Sempre gostei dos anos pares. E 2016 foi um ano bem peculiar - ninguém fala de outra coisa. Muito ruim pra uns, muito bom pra outros - e eu me encaixo nesse último grupo. Aconteceu muita coisa que a gente vai custar pra esquecer. Aliás, custar pra entender. Em meio a tantos paradoxos, nostalgias, ganhos, perdas, resolvi compartilhar um pouquinho do que foi isso tudo.

Em 2016 eu descobri que eu consigo sim, me reinventar. E que só dá pra descobrir isso de uma forma: reinventando-se. Fui agraciada com livramentos, perdas, crises, diversas experiências inéditas e muita sabedoria. Tal sabedoria que a gente sempre acha que tem, descobre que não tem e só a obtém do jeito mais primitivo: quebrando a cara. Errando. Esperneando mesmo. 

Entendi que a gente tem um baú imaginário gigantesco, no qual uma força maior (que eu denomino de Deus) despeja vários itens: situações para você exercer a paciência, o respeito, o amor-próprio, a resiliência, a força, a paz interior. Em 2016 eu descobri que nenhuma dessas virtudes acompanha nossa versão de fábrica: precisamos desenvolvê-las, muitas vezes pela dor. 

Nesse ano eu aprendi a me dar o tempo necessário até eu me lembrar de quem eu sou, aprendi quão precioso e duradouro é o domingo quando ele é o único dia que você tem pra descansar. Aprendi que muita coisa não é tudo aquilo que a gente espera - o que me levou a repensar muitas das minhas vontades. Percebi que dá pra ser muita coisa, e continuar sendo a mesma pessoa. Do jeito bom e do jeito ruim. Quem entende?

Aprendi que meus ídolos são pessoas absolutamente normais, que dormem, acordam, comem, vão ao banheiro e têm dor de cabeça também. Comecei a encarar as decepções com outros olhos e agradecer. Entendi que as coisas terminam e os horizontes mudam. 

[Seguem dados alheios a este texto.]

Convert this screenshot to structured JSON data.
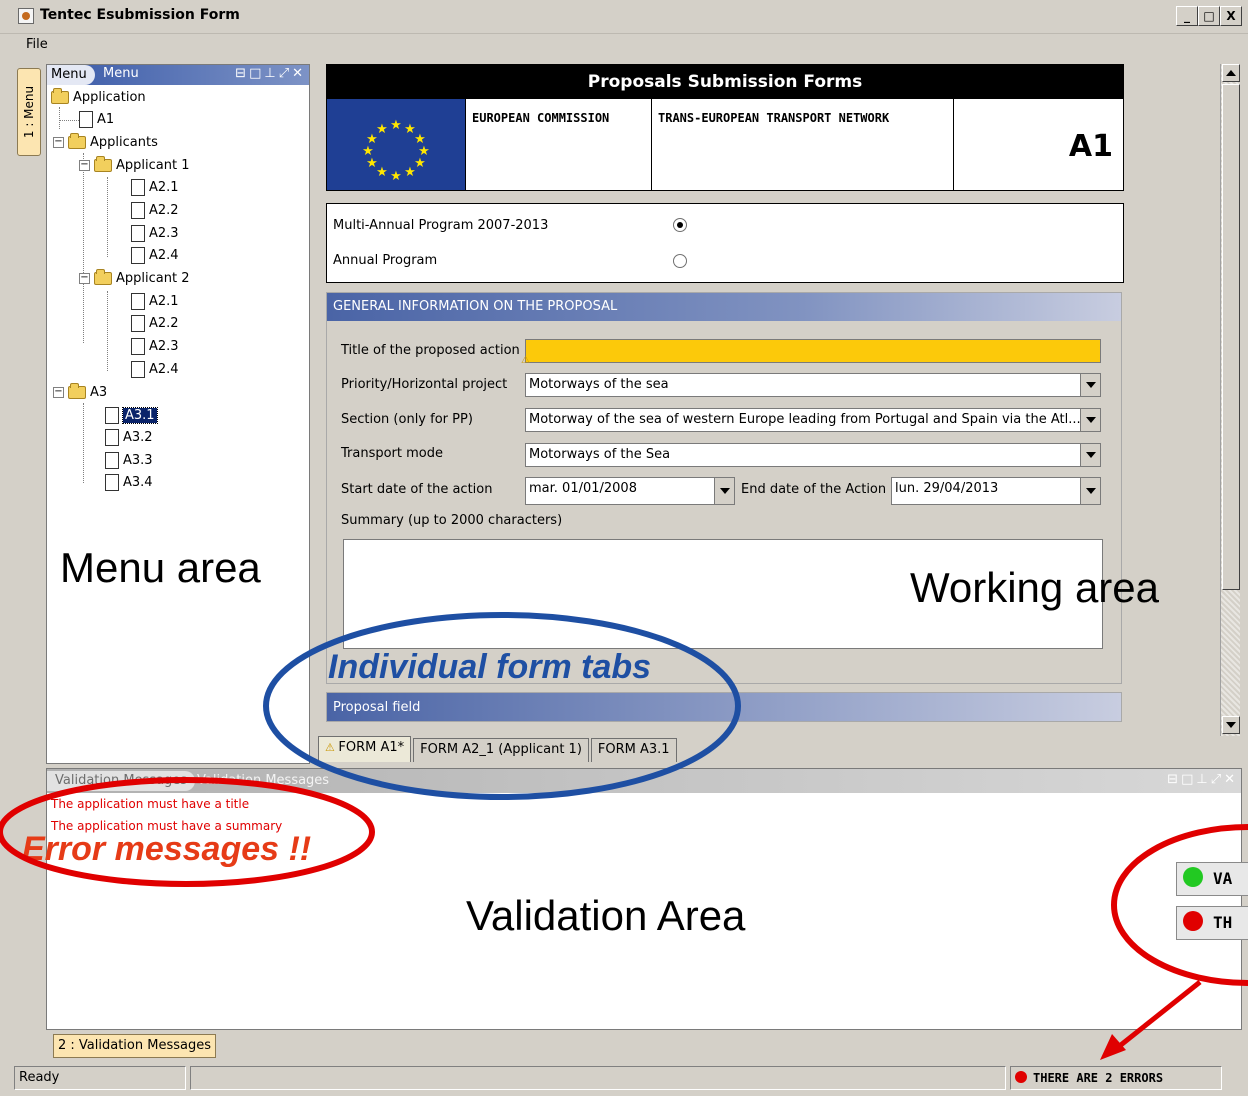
{
  "window": {
    "title": "Tentec Esubmission Form",
    "controls": [
      "_",
      "□",
      "X"
    ]
  },
  "menubar": {
    "file": "File"
  },
  "side_tab": "1 : Menu",
  "menu_panel": {
    "tab_active": "Menu",
    "tab_title": "Menu",
    "tree": {
      "application": "Application",
      "a1": "A1",
      "applicants": "Applicants",
      "applicant1": "Applicant 1",
      "applicant1_items": [
        "A2.1",
        "A2.2",
        "A2.3",
        "A2.4"
      ],
      "applicant2": "Applicant 2",
      "applicant2_items": [
        "A2.1",
        "A2.2",
        "A2.3",
        "A2.4"
      ],
      "a3": "A3",
      "a3_items": [
        "A3.1",
        "A3.2",
        "A3.3",
        "A3.4"
      ],
      "selected": "A3.1"
    }
  },
  "form": {
    "header_title": "Proposals Submission Forms",
    "org1": "EUROPEAN COMMISSION",
    "org2": "TRANS-EUROPEAN TRANSPORT NETWORK",
    "code": "A1",
    "program_multi": "Multi-Annual Program 2007-2013",
    "program_annual": "Annual Program",
    "program_selected": "multi",
    "section_title": "GENERAL INFORMATION ON THE PROPOSAL",
    "labels": {
      "title": "Title of the proposed action",
      "priority": "Priority/Horizontal project",
      "section": "Section (only for PP)",
      "transport": "Transport mode",
      "start": "Start date of the action",
      "end": "End date of the Action",
      "summary": "Summary (up to 2000 characters)"
    },
    "values": {
      "title": "",
      "priority": "Motorways of the sea",
      "section": "Motorway of the sea of western Europe leading from Portugal and Spain via the Atl...",
      "transport": "Motorways of the Sea",
      "start": "mar. 01/01/2008",
      "end": "lun. 29/04/2013",
      "summary": ""
    },
    "proposal_field": "Proposal field"
  },
  "form_tabs": [
    "FORM A1*",
    "FORM A2_1 (Applicant 1)",
    "FORM A3.1"
  ],
  "validation": {
    "tab_active": "Validation Messages",
    "tab_title": "Validation Messages",
    "errors": [
      "The application must have a title",
      "The application must have a summary"
    ],
    "dock_tab": "2 : Validation Messages",
    "callout_valid": "VA",
    "callout_errors": "TH"
  },
  "status": {
    "left": "Ready",
    "errors": "THERE ARE 2 ERRORS"
  },
  "annotations": {
    "menu_area": "Menu area",
    "working_area": "Working area",
    "form_tabs": "Individual form tabs",
    "error_messages": "Error messages !!",
    "validation_area": "Validation Area"
  },
  "colors": {
    "accent_blue": "#1e4fa3",
    "error_red": "#e00000",
    "highlight_yellow": "#fcc90a",
    "annotation_red": "#e63b17"
  }
}
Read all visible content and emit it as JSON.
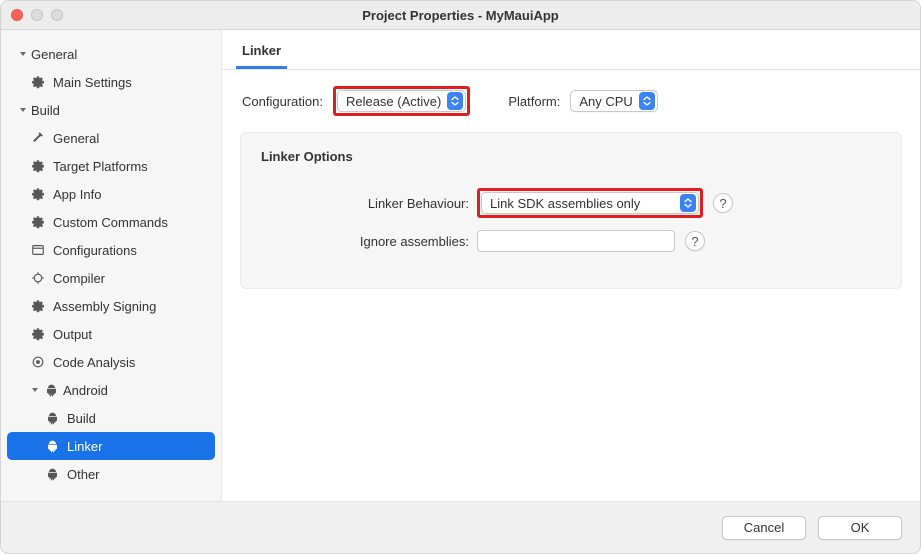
{
  "title": "Project Properties - MyMauiApp",
  "sidebar": {
    "general": {
      "label": "General",
      "main_settings": "Main Settings"
    },
    "build": {
      "label": "Build",
      "general": "General",
      "target_platforms": "Target Platforms",
      "app_info": "App Info",
      "custom_commands": "Custom Commands",
      "configurations": "Configurations",
      "compiler": "Compiler",
      "assembly_signing": "Assembly Signing",
      "output": "Output",
      "code_analysis": "Code Analysis"
    },
    "android": {
      "label": "Android",
      "build": "Build",
      "linker": "Linker",
      "other": "Other"
    }
  },
  "tab": {
    "linker": "Linker"
  },
  "config": {
    "configuration_label": "Configuration:",
    "configuration_value": "Release (Active)",
    "platform_label": "Platform:",
    "platform_value": "Any CPU"
  },
  "panel": {
    "title": "Linker Options",
    "linker_behaviour_label": "Linker Behaviour:",
    "linker_behaviour_value": "Link SDK assemblies only",
    "ignore_assemblies_label": "Ignore assemblies:",
    "ignore_assemblies_value": ""
  },
  "footer": {
    "cancel": "Cancel",
    "ok": "OK"
  },
  "help_glyph": "?"
}
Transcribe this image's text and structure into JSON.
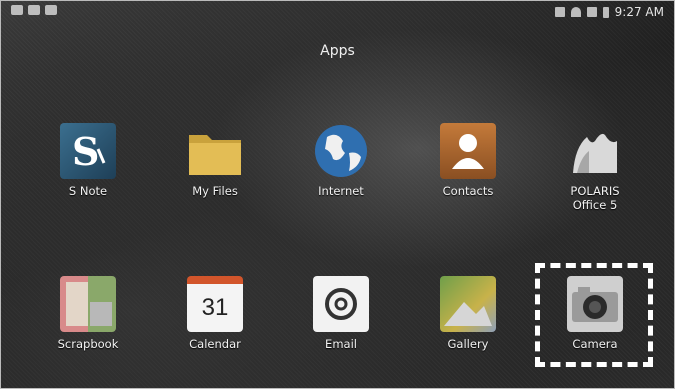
{
  "status_bar": {
    "time": "9:27 AM"
  },
  "header": {
    "title": "Apps"
  },
  "apps": [
    {
      "label": "S Note",
      "icon": "s-note-icon"
    },
    {
      "label": "My Files",
      "icon": "folder-icon"
    },
    {
      "label": "Internet",
      "icon": "globe-icon"
    },
    {
      "label": "Contacts",
      "icon": "contact-icon"
    },
    {
      "label": "POLARIS\nOffice 5",
      "icon": "polaris-icon"
    },
    {
      "label": "Scrapbook",
      "icon": "scrapbook-icon"
    },
    {
      "label": "Calendar",
      "icon": "calendar-icon",
      "day": "31"
    },
    {
      "label": "Email",
      "icon": "email-icon"
    },
    {
      "label": "Gallery",
      "icon": "gallery-icon"
    },
    {
      "label": "Camera",
      "icon": "camera-icon"
    }
  ],
  "colors": {
    "background": "#2a2a2a",
    "label_text": "#f2f2f2",
    "highlight": "#ffffff"
  }
}
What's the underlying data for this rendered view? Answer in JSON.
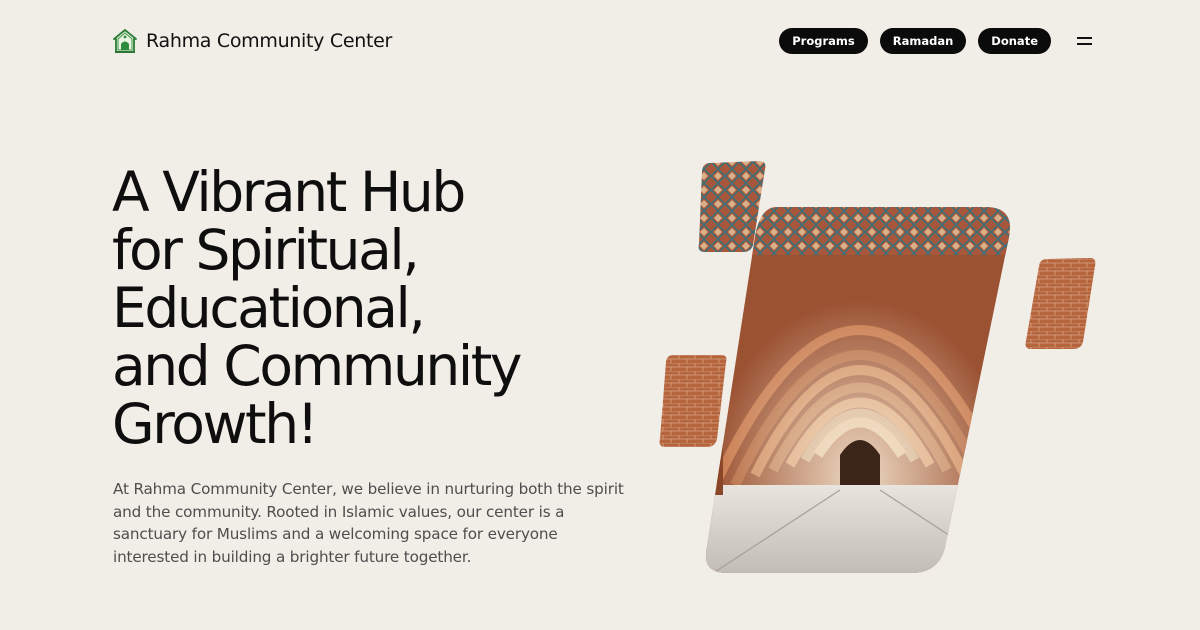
{
  "header": {
    "brand_name": "Rahma Community Center",
    "logo_icon": "mosque-house-icon",
    "nav": [
      "Programs",
      "Ramadan",
      "Donate"
    ],
    "menu_icon": "hamburger-menu-icon"
  },
  "hero": {
    "title_lines": [
      "A Vibrant Hub",
      "for Spiritual,",
      "Educational,",
      "and Community",
      "Growth!"
    ],
    "description_lines": [
      "At Rahma Community Center, we believe in nurturing both the spirit",
      "and the community. Rooted in Islamic values, our center is a",
      "sanctuary for Muslims and a welcoming space for everyone",
      "interested in building a brighter future together."
    ]
  },
  "colors": {
    "background": "#f1ede7",
    "text": "#121212",
    "pill": "#0b0b0b",
    "logo_green": "#2e8b3a",
    "brick": "#b5643c"
  }
}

2016 foi o ano em que eu aprendi a me respeitar: a gente fala tanto de respeito, bondade, altruísmo, solidariedade, e muitas vezes não percebe o que faz consigo mesmo. Pare de se torturar, de se cobrar tanto, de querer entender tudo, ter tudo, ser tudo, corresponder a tudo. Às vezes a gente só quer um tempo sem pensar em nada e gastar trinta reais num pote minúsculo de sorvete: que assim seja. 

Sempre termino os textos com uma sensação de que está faltando algo, que não concluí o pensamento: e as coisas são assim mesmo. É tudo trajetória, inconstância, caminho, metade-feita. A gente vai terminar o ano muito provavelmente sem cumprir todas as promessas de 2016 - mas em 2017 talvez você nem as queira mais. A gente muda mais do que os anos - hoje, nisso consiste minha graça em viver (amanhã é outra história. E outro dia. Outra vida).